Stream entry IDs in Redis - Time & Space Complexity
We want to understand how the time to process stream entry IDs in Redis grows as the number of entries increases.
Specifically, how does Redis handle entry IDs when adding or reading from streams?
Analyze the time complexity of adding entries to a Redis stream and reading entries by ID.
XADD mystream * field1 value1
XADD mystream * field2 value2
XRANGE mystream 0-0 +
XREAD COUNT 10 STREAMS mystream 0-0
This code adds entries with auto-generated IDs to a stream and reads entries by ID range or count.
Look for repeated actions that affect time.
- Primary operation: Adding entries and scanning entries by ID range.
- How many times: Each XADD adds one entry; XRANGE or XREAD may scan multiple entries depending on count.
As the number of entries grows, adding one entry stays quick, but reading more entries takes longer.
| Input Size (n) | Approx. Operations |
|---|---|
| 10 | Adding: 1 operation, Reading: up to 10 operations |
| 100 | Adding: 1 operation, Reading: up to 100 operations |
| 1000 | Adding: 1 operation, Reading: up to 1000 operations |
Pattern observation: Adding an entry is constant time; reading scales with how many entries you request.
Time Complexity: O(1) for adding entries, O(k) for reading k entries.
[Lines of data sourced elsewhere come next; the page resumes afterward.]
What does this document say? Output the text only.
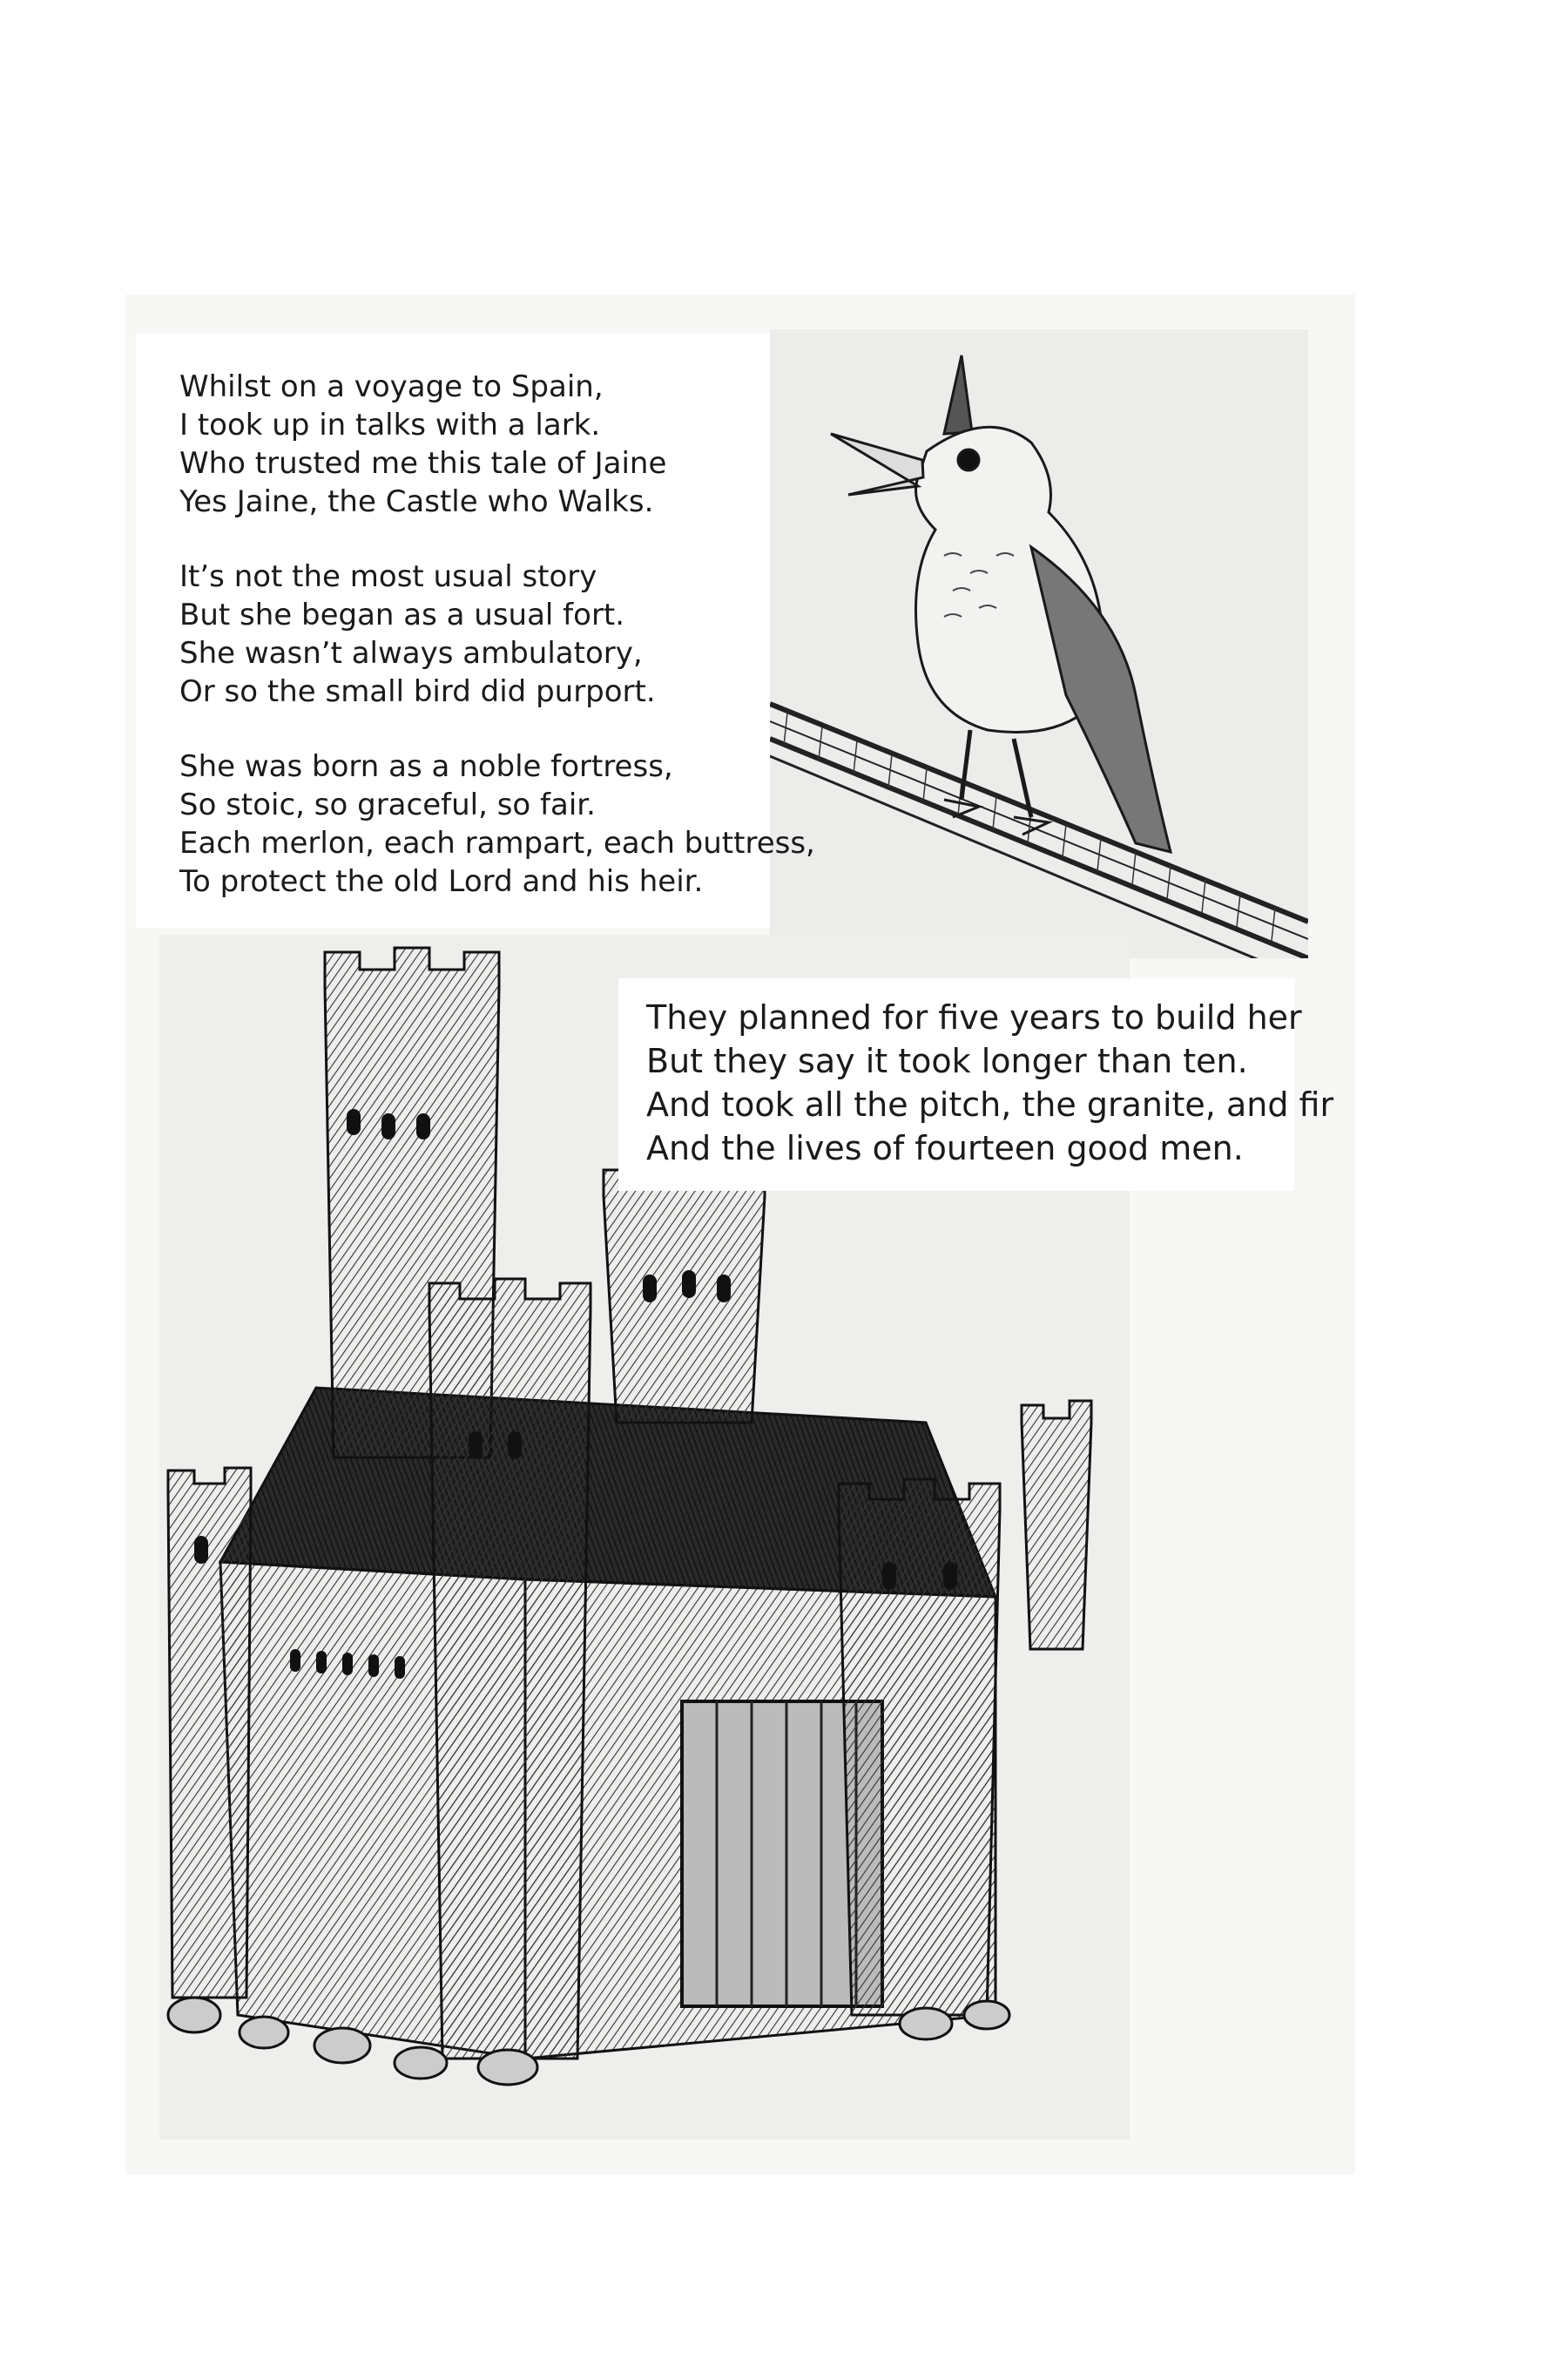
Whilst on a voyage to Spain,
I took up in talks with a lark.
Who trusted me this tale of Jaine
Yes Jaine, the Castle who Walks.

It’s not the most usual story
But she began as a usual fort.
She wasn’t always ambulatory,
Or so the small bird did purport.

She was born as a noble fortress,
So stoic, so graceful, so fair.
Each merlon, each rampart, each buttress,
To protect the old Lord and his heir.

They planned for five years to build her
But they say it took longer than ten.
And took all the pitch, the granite, and fir
And the lives of fourteen good men.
This means adding one entry takes the same time no matter how big the stream is, but reading depends on how many entries you want.
[X] Wrong: "Adding entries to a Redis stream gets slower as the stream grows because it has to check all previous entries."
[OK] Correct: Redis uses efficient internal structures so adding an entry is quick and does not scan the whole stream.
Understanding how Redis handles stream entry IDs helps you explain performance in real-time data systems, showing you know how data size affects speed.
What if we changed reading entries by ID range to reading entries by a filtered field value? How would the time complexity change?